Gunman pleads not guilty to attempted murder of US congresswoman

Reuters/Joshua Lott

The gunman charged with trying to assassinate a US congresswoman in the state of Arizona has pleaded not guilty to three counts of attempted murder. Jared Lee Loughner’s lawyer said he denied trying to kill congresswoman Gabrielle Giffords and two of her aides.


A federal grand jury indicted Loughner last week on three counts of attempted murder of Giffords and aides Pam Simon and Ron Barber.

Further charges are expected, as six people were killed – including a federal judge - when Loughner opened fire on a public meeting being held by Giffords outside a grocery store in Tucson.

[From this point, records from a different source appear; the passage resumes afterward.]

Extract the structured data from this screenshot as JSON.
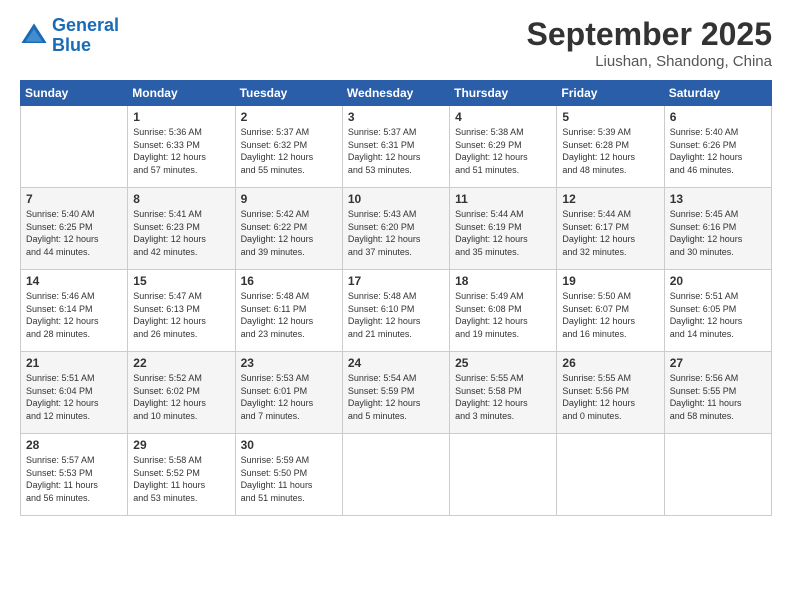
{
  "header": {
    "logo_line1": "General",
    "logo_line2": "Blue",
    "month": "September 2025",
    "location": "Liushan, Shandong, China"
  },
  "days": [
    "Sunday",
    "Monday",
    "Tuesday",
    "Wednesday",
    "Thursday",
    "Friday",
    "Saturday"
  ],
  "weeks": [
    [
      {
        "date": "",
        "sunrise": "",
        "sunset": "",
        "daylight": ""
      },
      {
        "date": "1",
        "sunrise": "Sunrise: 5:36 AM",
        "sunset": "Sunset: 6:33 PM",
        "daylight": "Daylight: 12 hours and 57 minutes."
      },
      {
        "date": "2",
        "sunrise": "Sunrise: 5:37 AM",
        "sunset": "Sunset: 6:32 PM",
        "daylight": "Daylight: 12 hours and 55 minutes."
      },
      {
        "date": "3",
        "sunrise": "Sunrise: 5:37 AM",
        "sunset": "Sunset: 6:31 PM",
        "daylight": "Daylight: 12 hours and 53 minutes."
      },
      {
        "date": "4",
        "sunrise": "Sunrise: 5:38 AM",
        "sunset": "Sunset: 6:29 PM",
        "daylight": "Daylight: 12 hours and 51 minutes."
      },
      {
        "date": "5",
        "sunrise": "Sunrise: 5:39 AM",
        "sunset": "Sunset: 6:28 PM",
        "daylight": "Daylight: 12 hours and 48 minutes."
      },
      {
        "date": "6",
        "sunrise": "Sunrise: 5:40 AM",
        "sunset": "Sunset: 6:26 PM",
        "daylight": "Daylight: 12 hours and 46 minutes."
      }
    ],
    [
      {
        "date": "7",
        "sunrise": "Sunrise: 5:40 AM",
        "sunset": "Sunset: 6:25 PM",
        "daylight": "Daylight: 12 hours and 44 minutes."
      },
      {
        "date": "8",
        "sunrise": "Sunrise: 5:41 AM",
        "sunset": "Sunset: 6:23 PM",
        "daylight": "Daylight: 12 hours and 42 minutes."
      },
      {
        "date": "9",
        "sunrise": "Sunrise: 5:42 AM",
        "sunset": "Sunset: 6:22 PM",
        "daylight": "Daylight: 12 hours and 39 minutes."
      },
      {
        "date": "10",
        "sunrise": "Sunrise: 5:43 AM",
        "sunset": "Sunset: 6:20 PM",
        "daylight": "Daylight: 12 hours and 37 minutes."
      },
      {
        "date": "11",
        "sunrise": "Sunrise: 5:44 AM",
        "sunset": "Sunset: 6:19 PM",
        "daylight": "Daylight: 12 hours and 35 minutes."
      },
      {
        "date": "12",
        "sunrise": "Sunrise: 5:44 AM",
        "sunset": "Sunset: 6:17 PM",
        "daylight": "Daylight: 12 hours and 32 minutes."
      },
      {
        "date": "13",
        "sunrise": "Sunrise: 5:45 AM",
        "sunset": "Sunset: 6:16 PM",
        "daylight": "Daylight: 12 hours and 30 minutes."
      }
    ],
    [
      {
        "date": "14",
        "sunrise": "Sunrise: 5:46 AM",
        "sunset": "Sunset: 6:14 PM",
        "daylight": "Daylight: 12 hours and 28 minutes."
      },
      {
        "date": "15",
        "sunrise": "Sunrise: 5:47 AM",
        "sunset": "Sunset: 6:13 PM",
        "daylight": "Daylight: 12 hours and 26 minutes."
      },
      {
        "date": "16",
        "sunrise": "Sunrise: 5:48 AM",
        "sunset": "Sunset: 6:11 PM",
        "daylight": "Daylight: 12 hours and 23 minutes."
      },
      {
        "date": "17",
        "sunrise": "Sunrise: 5:48 AM",
        "sunset": "Sunset: 6:10 PM",
        "daylight": "Daylight: 12 hours and 21 minutes."
      },
      {
        "date": "18",
        "sunrise": "Sunrise: 5:49 AM",
        "sunset": "Sunset: 6:08 PM",
        "daylight": "Daylight: 12 hours and 19 minutes."
      },
      {
        "date": "19",
        "sunrise": "Sunrise: 5:50 AM",
        "sunset": "Sunset: 6:07 PM",
        "daylight": "Daylight: 12 hours and 16 minutes."
      },
      {
        "date": "20",
        "sunrise": "Sunrise: 5:51 AM",
        "sunset": "Sunset: 6:05 PM",
        "daylight": "Daylight: 12 hours and 14 minutes."
      }
    ],
    [
      {
        "date": "21",
        "sunrise": "Sunrise: 5:51 AM",
        "sunset": "Sunset: 6:04 PM",
        "daylight": "Daylight: 12 hours and 12 minutes."
      },
      {
        "date": "22",
        "sunrise": "Sunrise: 5:52 AM",
        "sunset": "Sunset: 6:02 PM",
        "daylight": "Daylight: 12 hours and 10 minutes."
      },
      {
        "date": "23",
        "sunrise": "Sunrise: 5:53 AM",
        "sunset": "Sunset: 6:01 PM",
        "daylight": "Daylight: 12 hours and 7 minutes."
      },
      {
        "date": "24",
        "sunrise": "Sunrise: 5:54 AM",
        "sunset": "Sunset: 5:59 PM",
        "daylight": "Daylight: 12 hours and 5 minutes."
      },
      {
        "date": "25",
        "sunrise": "Sunrise: 5:55 AM",
        "sunset": "Sunset: 5:58 PM",
        "daylight": "Daylight: 12 hours and 3 minutes."
      },
      {
        "date": "26",
        "sunrise": "Sunrise: 5:55 AM",
        "sunset": "Sunset: 5:56 PM",
        "daylight": "Daylight: 12 hours and 0 minutes."
      },
      {
        "date": "27",
        "sunrise": "Sunrise: 5:56 AM",
        "sunset": "Sunset: 5:55 PM",
        "daylight": "Daylight: 11 hours and 58 minutes."
      }
    ],
    [
      {
        "date": "28",
        "sunrise": "Sunrise: 5:57 AM",
        "sunset": "Sunset: 5:53 PM",
        "daylight": "Daylight: 11 hours and 56 minutes."
      },
      {
        "date": "29",
        "sunrise": "Sunrise: 5:58 AM",
        "sunset": "Sunset: 5:52 PM",
        "daylight": "Daylight: 11 hours and 53 minutes."
      },
      {
        "date": "30",
        "sunrise": "Sunrise: 5:59 AM",
        "sunset": "Sunset: 5:50 PM",
        "daylight": "Daylight: 11 hours and 51 minutes."
      },
      {
        "date": "",
        "sunrise": "",
        "sunset": "",
        "daylight": ""
      },
      {
        "date": "",
        "sunrise": "",
        "sunset": "",
        "daylight": ""
      },
      {
        "date": "",
        "sunrise": "",
        "sunset": "",
        "daylight": ""
      },
      {
        "date": "",
        "sunrise": "",
        "sunset": "",
        "daylight": ""
      }
    ]
  ]
}
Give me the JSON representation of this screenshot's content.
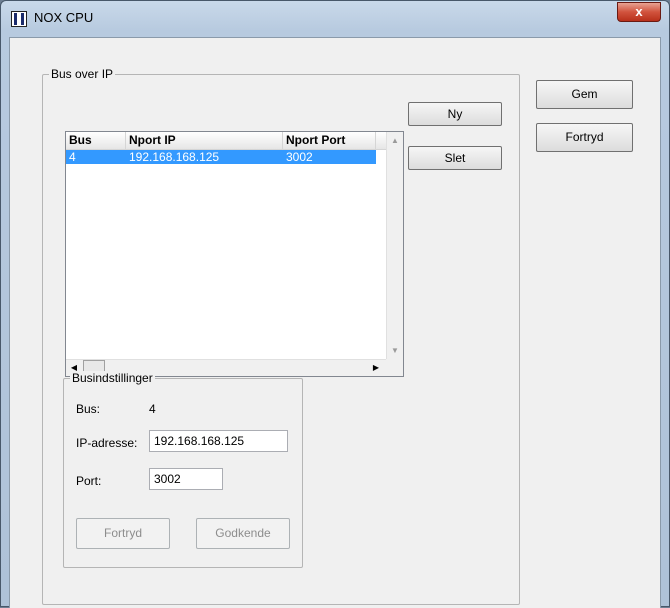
{
  "window": {
    "title": "NOX CPU",
    "close_label": "x",
    "app_icon": "app-columns-icon",
    "close_icon": "close-icon"
  },
  "bus_group": {
    "label": "Bus over IP",
    "columns": [
      "Bus",
      "Nport IP",
      "Nport Port"
    ],
    "rows": [
      {
        "bus": "4",
        "ip": "192.168.168.125",
        "port": "3002"
      }
    ],
    "selected_row_color": "#3399ff"
  },
  "buttons": {
    "ny": "Ny",
    "slet": "Slet",
    "gem": "Gem",
    "fortryd": "Fortryd"
  },
  "settings_group": {
    "label": "Busindstillinger",
    "bus_label": "Bus:",
    "bus_value": "4",
    "ip_label": "IP-adresse:",
    "ip_value": "192.168.168.125",
    "port_label": "Port:",
    "port_value": "3002",
    "cancel_label": "Fortryd",
    "approve_label": "Godkende"
  }
}
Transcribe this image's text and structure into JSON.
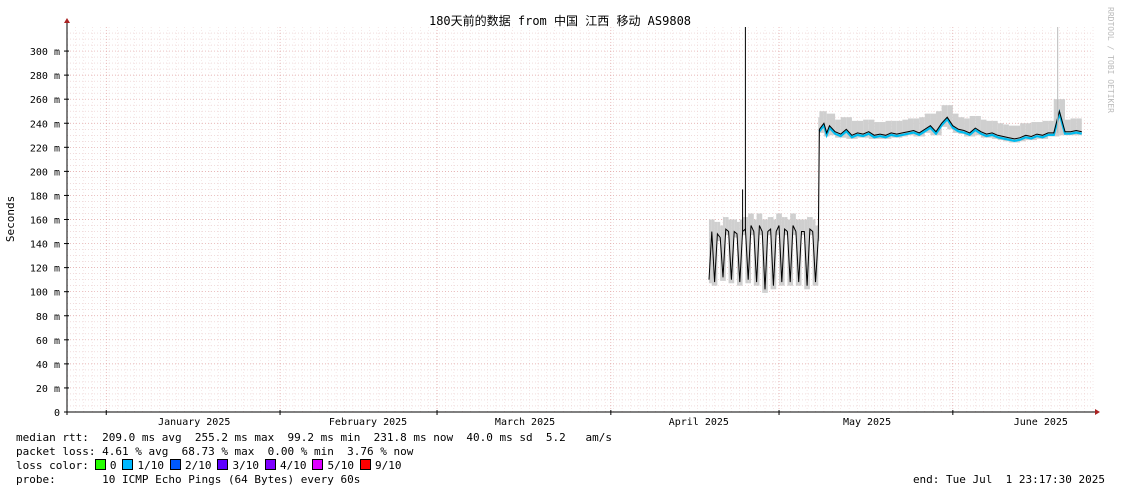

Doctors say Giffords, who was shot in the head, is recovering. She was transferred to a hospital in Houston, Texas, to be closer to her family.

Loughner's lawyer, Judy Clarke, downplayed the prospect that Loughner might plead not guilty based on his mental condition.

"We are not raising the issue of competency at this time,” she told judge Larry Burns at the US federal courthouse in Phoenix.

Burns, a California federal judge, is presiding over the trial after all of Arizona’s federal judges were disqualified because of the risk they could be biased judging the death of one of their colleagues.

Clarke said she did not object to the trial being held in Tucson, rather than in Phoenix.

A further case hearing is scheduled for 9 March.

Clarke represented the Unabomber, Ted Kaczynski, who received a life sentence without parole for a 20-year mail bombing spree. She also represented Zacarias Moussaoui, accused of being a conspirator in the 11 September, 2001, World Trade Centre attacks.